Stark Truss alleges that it was in a “privity-like relationship” with RP Oak Hill “based on their positions relative to the Project and . . . [RP Oak Hill's] course of conduct throughout the Project”. Complaint [1], ¶113. However, the plausibility of that allegation is undercut by the terms of the construction contract, which provides that it “shall not be construed to create a contractual relationship of any kind . . . between the Contractor and the Construction Manager”. [1-1] at 34, §1.1.2 (emphasis added). See also Garofalo Electric, 270 A.D.2d at 81 (contractor “failed to demonstrate the existence of a special relationship” with construction manager).
In any event, the functional equivalent of privity doctrine requires reasonable reliance. See Travelers Casualty and Surety Co. v. Dormitory Authority - State of New York, 734 F.Supp.2d 368, 387 (S.D.N.Y. 2010) (“assuming arguendo that a material question of fact exists concerning whether TDX [the construction manager] and Trataros [the contractor] were in a near-privity relationship during the active construction phase of the Project, Travelers has not identified any misstatements made by TDX to Trataros . . . upon which Trataros reasonably relied to its detriment”). As previously discussed, the provisions of the construction contract preclude any claim of reasonable reliance upon RP Oak Hill's extra-contractual statements or actions. Therefore, Count VII of the Complaint should likewise be dismissed.
CONCLUSION
For these reasons, I recommend that RP Oak Hill's motion to dismiss [31] be granted, and that Counts IV-VII of the Complaint be dismissed, with prejudice.Unless otherwise ordered by Judge Sinatra, any objections to this Report and Recommendation must be filed with the clerk of this court by May 23, 2023. Any requests for extension of this deadline must be made to Judge Sinatra.
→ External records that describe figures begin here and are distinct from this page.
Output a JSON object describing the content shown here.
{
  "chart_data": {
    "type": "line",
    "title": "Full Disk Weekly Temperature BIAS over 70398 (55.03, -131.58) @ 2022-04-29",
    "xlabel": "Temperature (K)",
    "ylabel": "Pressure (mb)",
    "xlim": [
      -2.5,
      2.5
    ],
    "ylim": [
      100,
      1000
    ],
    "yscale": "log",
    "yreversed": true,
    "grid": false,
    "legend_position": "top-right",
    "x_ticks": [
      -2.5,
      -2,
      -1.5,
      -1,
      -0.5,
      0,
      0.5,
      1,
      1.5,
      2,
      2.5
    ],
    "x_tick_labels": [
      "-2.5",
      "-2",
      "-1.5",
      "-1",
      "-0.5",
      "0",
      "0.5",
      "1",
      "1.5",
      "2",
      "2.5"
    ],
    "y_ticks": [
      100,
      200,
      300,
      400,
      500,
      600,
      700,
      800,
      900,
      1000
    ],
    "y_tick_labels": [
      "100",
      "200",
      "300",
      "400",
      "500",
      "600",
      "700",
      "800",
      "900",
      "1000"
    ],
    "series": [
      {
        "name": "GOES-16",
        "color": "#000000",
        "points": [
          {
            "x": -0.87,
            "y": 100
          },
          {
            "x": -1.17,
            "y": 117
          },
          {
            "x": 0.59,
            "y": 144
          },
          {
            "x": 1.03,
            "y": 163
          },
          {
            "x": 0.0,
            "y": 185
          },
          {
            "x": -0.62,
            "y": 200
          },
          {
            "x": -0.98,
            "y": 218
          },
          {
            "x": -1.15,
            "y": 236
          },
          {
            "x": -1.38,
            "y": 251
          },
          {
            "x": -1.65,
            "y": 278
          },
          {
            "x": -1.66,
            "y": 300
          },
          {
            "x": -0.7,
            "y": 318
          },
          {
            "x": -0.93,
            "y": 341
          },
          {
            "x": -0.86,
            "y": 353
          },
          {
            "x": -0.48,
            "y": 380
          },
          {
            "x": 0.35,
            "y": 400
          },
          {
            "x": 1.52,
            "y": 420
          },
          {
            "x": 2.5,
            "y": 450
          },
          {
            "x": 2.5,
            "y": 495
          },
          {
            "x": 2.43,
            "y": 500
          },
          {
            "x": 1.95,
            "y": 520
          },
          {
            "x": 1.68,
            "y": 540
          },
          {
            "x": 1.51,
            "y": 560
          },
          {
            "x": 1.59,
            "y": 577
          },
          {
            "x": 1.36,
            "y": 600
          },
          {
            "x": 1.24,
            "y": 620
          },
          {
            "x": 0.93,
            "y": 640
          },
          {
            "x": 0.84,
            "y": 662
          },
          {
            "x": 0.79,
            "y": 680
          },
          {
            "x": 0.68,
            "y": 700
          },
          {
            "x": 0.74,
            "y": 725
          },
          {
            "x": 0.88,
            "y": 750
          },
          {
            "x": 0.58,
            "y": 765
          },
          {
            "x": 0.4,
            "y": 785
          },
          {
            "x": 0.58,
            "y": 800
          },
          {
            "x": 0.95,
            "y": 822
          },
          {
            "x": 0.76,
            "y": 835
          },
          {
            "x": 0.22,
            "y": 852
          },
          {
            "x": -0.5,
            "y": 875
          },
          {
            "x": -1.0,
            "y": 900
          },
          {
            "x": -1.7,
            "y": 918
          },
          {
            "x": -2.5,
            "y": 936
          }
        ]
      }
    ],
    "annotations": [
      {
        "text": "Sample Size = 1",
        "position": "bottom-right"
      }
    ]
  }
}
A party who “fails to object timely . . . waives any right to further judicial review of [this] decision.” Wesolek v. Canadair Ltd., 838 F.2d 55, 58 (2d Cir. 1988); Thomas v. Arn, 474 U.S. 140, 155 (1985). Moreover, the district judge will ordinarily refuse to consider de novo arguments, case law, or evidentiary material which could have been, but were not, presented to the magistrate judge in the first instance. Patterson-Leitch Co. v. Massachusetts Municipal Wholesale Electric Co., 840 F.2d 985, 990-91 (1st Cir. 1988).
Although Stark Truss requests leave to amend if the motion is granted (Stark Truss's Memorandum of Law [47] at 25), leave need not be granted where amendment would be futile. See RP Oak Hill's Reply Memorandum [50] at 14.
The parties are reminded that, pursuant to Rule 72(b) and (c) of this Court's Local Rules of Civil Procedure, written objections shall “specifically identify the portions of the proposed findings and recommendations to which objection is made and the basis for each objection ... supported by legal authority”, and must include “a written statement either certifying that the objections do not raise new legal [or] factual arguments, or identifying the new arguments and explaining why they were not raised to the Magistrate Judge.” Failure to comply with these provisions may result in the district judge's refusal to consider the objections.